The hackers who defaced police department websites in Boston and Alabama did so in support of the Occupy Boston movement, and to protest the Boston Police for what they perceive as unprovoked violence against demonstrators. There's another, decidedly less righteous reason behind their attacks, however: they were bored.

The hack, according to Wired, replaced the websites of the Boston Police Patrolmen's Association (BPPA) the Baldwin County Sheriff's office in Alabama and the International Association of Chiefs of Police (IACP) with an anti-police rap video. Claiming responsibility for the attacks is the AntiSec hacking movement, an offshoot of the Anonymous hacking group. In the past, AntiSec has made its social agenda felt by launching online campaigns against controversial political figures such as Zimbabwean president Robert Mugabe and U.S. law enforcement agencies such as the Arizona Department of Public Safety, in retaliation for Arizona's controversial immigration laws.
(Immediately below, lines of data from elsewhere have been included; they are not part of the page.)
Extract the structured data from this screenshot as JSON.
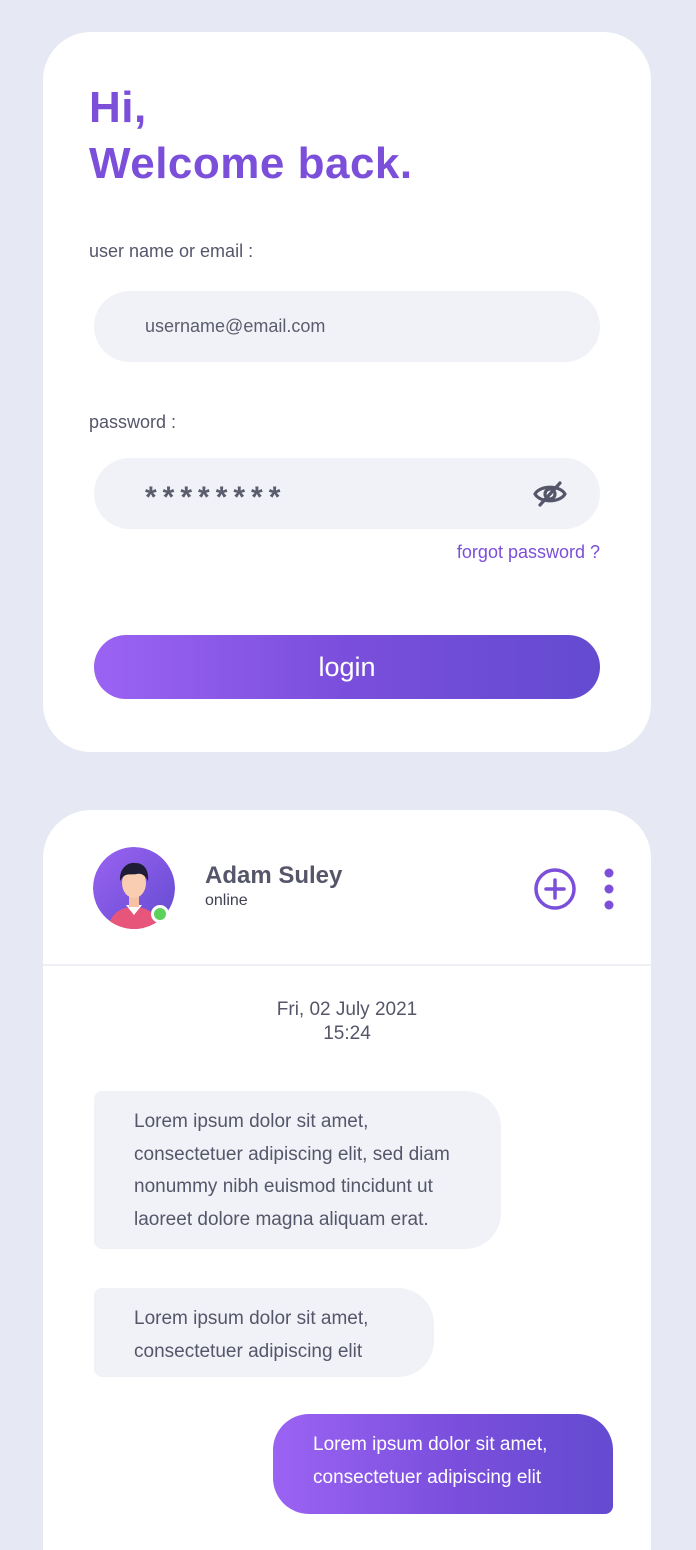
{
  "login": {
    "greeting_line1": "Hi,",
    "greeting_line2": "Welcome back.",
    "username_label": "user name or email :",
    "username_placeholder": "username@email.com",
    "password_label": "password :",
    "password_mask": "********",
    "forgot_password": "forgot password ?",
    "login_button": "login"
  },
  "chat": {
    "contact_name": "Adam Suley",
    "contact_status": "online",
    "date": "Fri, 02 July 2021",
    "time": "15:24",
    "messages": [
      {
        "direction": "incoming",
        "text": "Lorem ipsum dolor sit amet, consectetuer adipiscing elit, sed diam nonummy nibh euismod tincidunt ut laoreet dolore magna aliquam erat."
      },
      {
        "direction": "incoming",
        "text": "Lorem ipsum dolor sit amet, consectetuer adipiscing elit"
      },
      {
        "direction": "outgoing",
        "text": "Lorem ipsum dolor sit amet, consectetuer adipiscing elit"
      }
    ]
  },
  "icons": {
    "password_toggle": "eye-off-icon",
    "add": "plus-circle-icon",
    "more": "more-vertical-icon",
    "avatar": "user-avatar"
  },
  "colors": {
    "accent": "#7b4fd9",
    "background": "#e6e8f4",
    "input_bg": "#f1f2f7",
    "online": "#5cd25c"
  }
}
[Hackers Leak Arizona Border Police Data for Second Time]

The hackers dumped the names and passwords of at least 2,000 members of the BPPA, the union that represents Boston police officers. From the Alabama Sheriff's office, the hackers exposed names, addresses, phone numbers and Social Security numbers. The hackers also made public 600 MB of data stolen from the IACP, including names and addresses.
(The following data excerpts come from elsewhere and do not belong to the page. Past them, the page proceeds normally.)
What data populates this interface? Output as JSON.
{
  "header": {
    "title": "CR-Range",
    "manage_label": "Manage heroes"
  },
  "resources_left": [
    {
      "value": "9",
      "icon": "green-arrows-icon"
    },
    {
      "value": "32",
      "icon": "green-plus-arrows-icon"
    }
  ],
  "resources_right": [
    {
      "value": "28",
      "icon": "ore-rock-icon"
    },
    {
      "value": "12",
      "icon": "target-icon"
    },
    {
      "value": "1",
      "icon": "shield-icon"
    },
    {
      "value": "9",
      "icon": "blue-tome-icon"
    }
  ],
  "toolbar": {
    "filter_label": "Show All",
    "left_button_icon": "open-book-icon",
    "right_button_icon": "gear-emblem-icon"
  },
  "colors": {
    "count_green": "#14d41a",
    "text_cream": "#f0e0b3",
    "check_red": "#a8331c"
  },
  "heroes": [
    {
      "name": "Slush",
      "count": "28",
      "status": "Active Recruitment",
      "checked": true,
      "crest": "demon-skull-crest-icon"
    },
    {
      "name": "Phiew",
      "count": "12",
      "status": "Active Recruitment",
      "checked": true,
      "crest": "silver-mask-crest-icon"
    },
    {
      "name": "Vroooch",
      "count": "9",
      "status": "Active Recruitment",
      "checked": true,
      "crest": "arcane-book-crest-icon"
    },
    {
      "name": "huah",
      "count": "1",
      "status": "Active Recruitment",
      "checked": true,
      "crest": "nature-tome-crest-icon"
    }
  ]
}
The security firm Sophos obtained a recording of a call made to one of the hacked law enforcement agencies, in which the hacker, speaking with a British accent, tells the officer he performed the hack because he "got a bit bored."

(Sophos' senior technology consultant, Graham Cluley, writes that the call was placed to the BPPA, but it's possible, given the officer's accent, that Cluley was mistaken and the recording is from the Alabama Sheriff's office.)

The hacker taunts the officer, laughing at him when the officer says he's going to trace the call, obtain a warrant and put him in jail. "I'm going to get on a plane in the next few minutes and head that way, start looking for you somewhere," the officer tells the caller, to which the hacker replies, "Bring it on."